- X-15 in front of the Gorilla Room in 1980. From left: Eric Rohrer, Eric Alton, Tod Fuhs, Kelly Mitchell, Ken Wooding

Background information
- Origin: Bellingham, Washington, United States
- Genres: Rock, Punk
- Years active: 1979–1987, 1995
- Labels: Panese Records, Engram Records, I.R.S. Records, Sub Pop Records, New Soul Records
- Past members: Kelly Mitchell Eric Alton Tim Lollar Erik Rohrer Todd Fuhs Ken Broadfoot Ted Askew

= X-15 (band) =

American rock band

X-15 is an American rock band formed in Bellingham, Washington in 1979 by lead singer Kelly Mitchell, guitarist Eric Alton, bass player Tim Lollar, keyboardist Erik Rohrer, and drummer Todd Fuhs. They are best known as one of the most successful alternative bands operating out of Seattle during the years 1980 through 1987, leading up to the Seattle grunge explosion, and for their cult-classic song "Vaporized".

==History==
X-15's rise to success began in 1980. Because of their unique sounding, original songs - dubbed "melodic punk" by rock critic Daina Darzin of Desperate Times and the New York Rocker - the band quickly became a sought-after alternative to cover bands by booking agents, club promoters and college entertainment directors throughout the Pacific Northwest and in Canada.

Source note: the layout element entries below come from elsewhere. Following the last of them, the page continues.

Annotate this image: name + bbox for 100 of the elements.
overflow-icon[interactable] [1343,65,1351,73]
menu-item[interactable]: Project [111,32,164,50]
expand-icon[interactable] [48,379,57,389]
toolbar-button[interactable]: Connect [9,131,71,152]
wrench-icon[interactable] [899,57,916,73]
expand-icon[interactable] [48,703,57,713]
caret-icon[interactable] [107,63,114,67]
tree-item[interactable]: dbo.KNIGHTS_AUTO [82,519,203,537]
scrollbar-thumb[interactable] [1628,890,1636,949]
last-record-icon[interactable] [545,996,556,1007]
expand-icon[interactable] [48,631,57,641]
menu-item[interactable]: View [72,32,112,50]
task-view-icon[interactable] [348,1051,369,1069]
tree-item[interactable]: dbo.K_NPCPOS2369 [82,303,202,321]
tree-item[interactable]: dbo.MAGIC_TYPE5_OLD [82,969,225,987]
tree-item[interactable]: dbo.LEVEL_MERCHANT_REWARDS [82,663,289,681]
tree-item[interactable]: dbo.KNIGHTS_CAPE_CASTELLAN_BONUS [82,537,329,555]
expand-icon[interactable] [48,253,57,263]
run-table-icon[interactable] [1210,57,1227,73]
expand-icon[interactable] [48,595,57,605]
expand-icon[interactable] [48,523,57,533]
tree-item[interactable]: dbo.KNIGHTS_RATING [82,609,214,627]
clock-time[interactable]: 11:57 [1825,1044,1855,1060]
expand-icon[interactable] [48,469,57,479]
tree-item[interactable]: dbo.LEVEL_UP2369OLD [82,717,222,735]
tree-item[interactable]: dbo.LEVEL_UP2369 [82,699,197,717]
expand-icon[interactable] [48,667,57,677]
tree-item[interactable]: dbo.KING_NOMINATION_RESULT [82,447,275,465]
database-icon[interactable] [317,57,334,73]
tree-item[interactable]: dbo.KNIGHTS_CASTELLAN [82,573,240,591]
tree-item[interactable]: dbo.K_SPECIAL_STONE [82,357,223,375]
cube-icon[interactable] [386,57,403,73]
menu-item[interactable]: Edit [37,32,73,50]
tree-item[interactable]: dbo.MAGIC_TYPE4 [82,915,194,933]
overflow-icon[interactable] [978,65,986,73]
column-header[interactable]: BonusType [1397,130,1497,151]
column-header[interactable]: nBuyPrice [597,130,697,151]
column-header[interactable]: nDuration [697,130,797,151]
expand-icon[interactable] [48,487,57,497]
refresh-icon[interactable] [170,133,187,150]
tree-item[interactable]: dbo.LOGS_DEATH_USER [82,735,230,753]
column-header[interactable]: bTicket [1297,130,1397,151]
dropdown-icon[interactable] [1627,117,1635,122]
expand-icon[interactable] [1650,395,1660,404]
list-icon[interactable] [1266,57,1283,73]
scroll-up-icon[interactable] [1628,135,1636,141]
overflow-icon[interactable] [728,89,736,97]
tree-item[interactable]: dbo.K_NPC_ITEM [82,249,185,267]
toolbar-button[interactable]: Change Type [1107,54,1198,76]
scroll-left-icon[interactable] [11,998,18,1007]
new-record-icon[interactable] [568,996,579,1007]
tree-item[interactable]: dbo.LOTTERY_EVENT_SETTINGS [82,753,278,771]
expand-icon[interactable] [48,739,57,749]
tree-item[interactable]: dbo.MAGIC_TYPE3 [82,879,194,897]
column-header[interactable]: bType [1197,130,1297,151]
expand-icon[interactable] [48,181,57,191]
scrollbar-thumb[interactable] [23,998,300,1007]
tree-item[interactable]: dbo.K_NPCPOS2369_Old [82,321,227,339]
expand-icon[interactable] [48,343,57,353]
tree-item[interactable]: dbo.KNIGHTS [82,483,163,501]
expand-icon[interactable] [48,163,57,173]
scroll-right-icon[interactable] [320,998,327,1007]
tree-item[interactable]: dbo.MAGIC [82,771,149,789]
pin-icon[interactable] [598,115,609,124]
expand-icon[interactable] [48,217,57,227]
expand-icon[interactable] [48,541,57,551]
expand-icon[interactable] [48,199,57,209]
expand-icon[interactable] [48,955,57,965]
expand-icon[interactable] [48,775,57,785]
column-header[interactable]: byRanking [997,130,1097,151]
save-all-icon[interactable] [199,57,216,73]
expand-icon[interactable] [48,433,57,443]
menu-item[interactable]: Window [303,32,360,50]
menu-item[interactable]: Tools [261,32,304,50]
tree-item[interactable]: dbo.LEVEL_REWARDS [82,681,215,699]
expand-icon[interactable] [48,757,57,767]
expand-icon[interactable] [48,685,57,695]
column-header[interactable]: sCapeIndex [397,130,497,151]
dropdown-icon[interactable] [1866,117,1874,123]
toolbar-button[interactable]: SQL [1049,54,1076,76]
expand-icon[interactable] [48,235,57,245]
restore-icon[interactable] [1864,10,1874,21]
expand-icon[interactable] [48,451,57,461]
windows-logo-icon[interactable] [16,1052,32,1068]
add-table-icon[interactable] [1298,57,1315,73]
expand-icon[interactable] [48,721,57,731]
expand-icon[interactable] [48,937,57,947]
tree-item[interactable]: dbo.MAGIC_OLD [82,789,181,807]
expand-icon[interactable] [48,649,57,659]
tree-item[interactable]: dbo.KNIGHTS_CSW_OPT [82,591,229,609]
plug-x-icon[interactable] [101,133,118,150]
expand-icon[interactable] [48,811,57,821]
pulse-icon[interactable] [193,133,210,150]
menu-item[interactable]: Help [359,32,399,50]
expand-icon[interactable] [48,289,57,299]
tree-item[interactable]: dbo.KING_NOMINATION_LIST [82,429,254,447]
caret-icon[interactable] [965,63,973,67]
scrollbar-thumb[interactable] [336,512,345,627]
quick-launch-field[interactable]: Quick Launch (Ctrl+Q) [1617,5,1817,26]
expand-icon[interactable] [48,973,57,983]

Thus X-15 routinely played not only the most notable of NW area punk clubs, such as The Gorilla Room and The Smiling Buddha, but also cover-band havens such as Astor Park and "The Hall of Fame". The band's success at cracking the "cover-band" circuit was due in large by its perceived crossover potential. This perception was helped greatly by radio airplay. Soon X-15 was playing larger venues as headliners, and as openers for many of the larger acts of the day.

The band was one of the first to be offered a contract by Engram Records, in 1980, for a 5-song EP which featured X-15's best early material. This collection included "Necessary Evil", "Mad Again", "Chronic Modern Death", "Vaporized", and "Gimme Violation". In 1981 Engram released The Seattle Syndrome Volume 1 compilation, which featured X-15's signature hit "Vaporized" as the lead cut. This release broadened their exposure greatly, and shortly thereafter they became internationally recognized.

==Experience Music Project Exhibition==
For the opening of Seattle's Experience Music Project museum, the members of X-15 were asked to include "Vaporized" in a collection of NW area band songs. This 47-song compilation, collected and produced in collaboration with Sub Pop records, became "Wild and Wooly" - and includes everything from The Wailers' hit, "Louie Louie", to The Sonics' "The Witch", to Nirvana's "Love Buzz", and Pearl Jam's "Even Flow". X-15 is now featured in a permanent exhibit in the Experience Music Project museum.

==Discography==
- "Vaporized" on the Seattle Syndrome Volume One compilation, Engram Records, 1981
- "Life in General" (5-track, 12" EP), Panese Records, 1981
- "Life in General" (5-track, 12" EP), I.R.S. Records, 1983
- "Desperate Reminiscence" on the "Sounds of Young Seattle" compilation, D. Kulczyk 1983
- "Vaporized / Rebirth" (single), 1985
- "Top of the Hole" (CD), Horseantler Records, 1995
- "Vaporized" on the "Wild and Woolly" compilation, EMP / Sub Pop Records, 2000
- "Bombs and Insurance" (LP), New Soul Records, 2003

==Notes==

- Desperate Times Vol. 1 No. 1, 8 July 1981, page 2, section entitled "Moving Violations."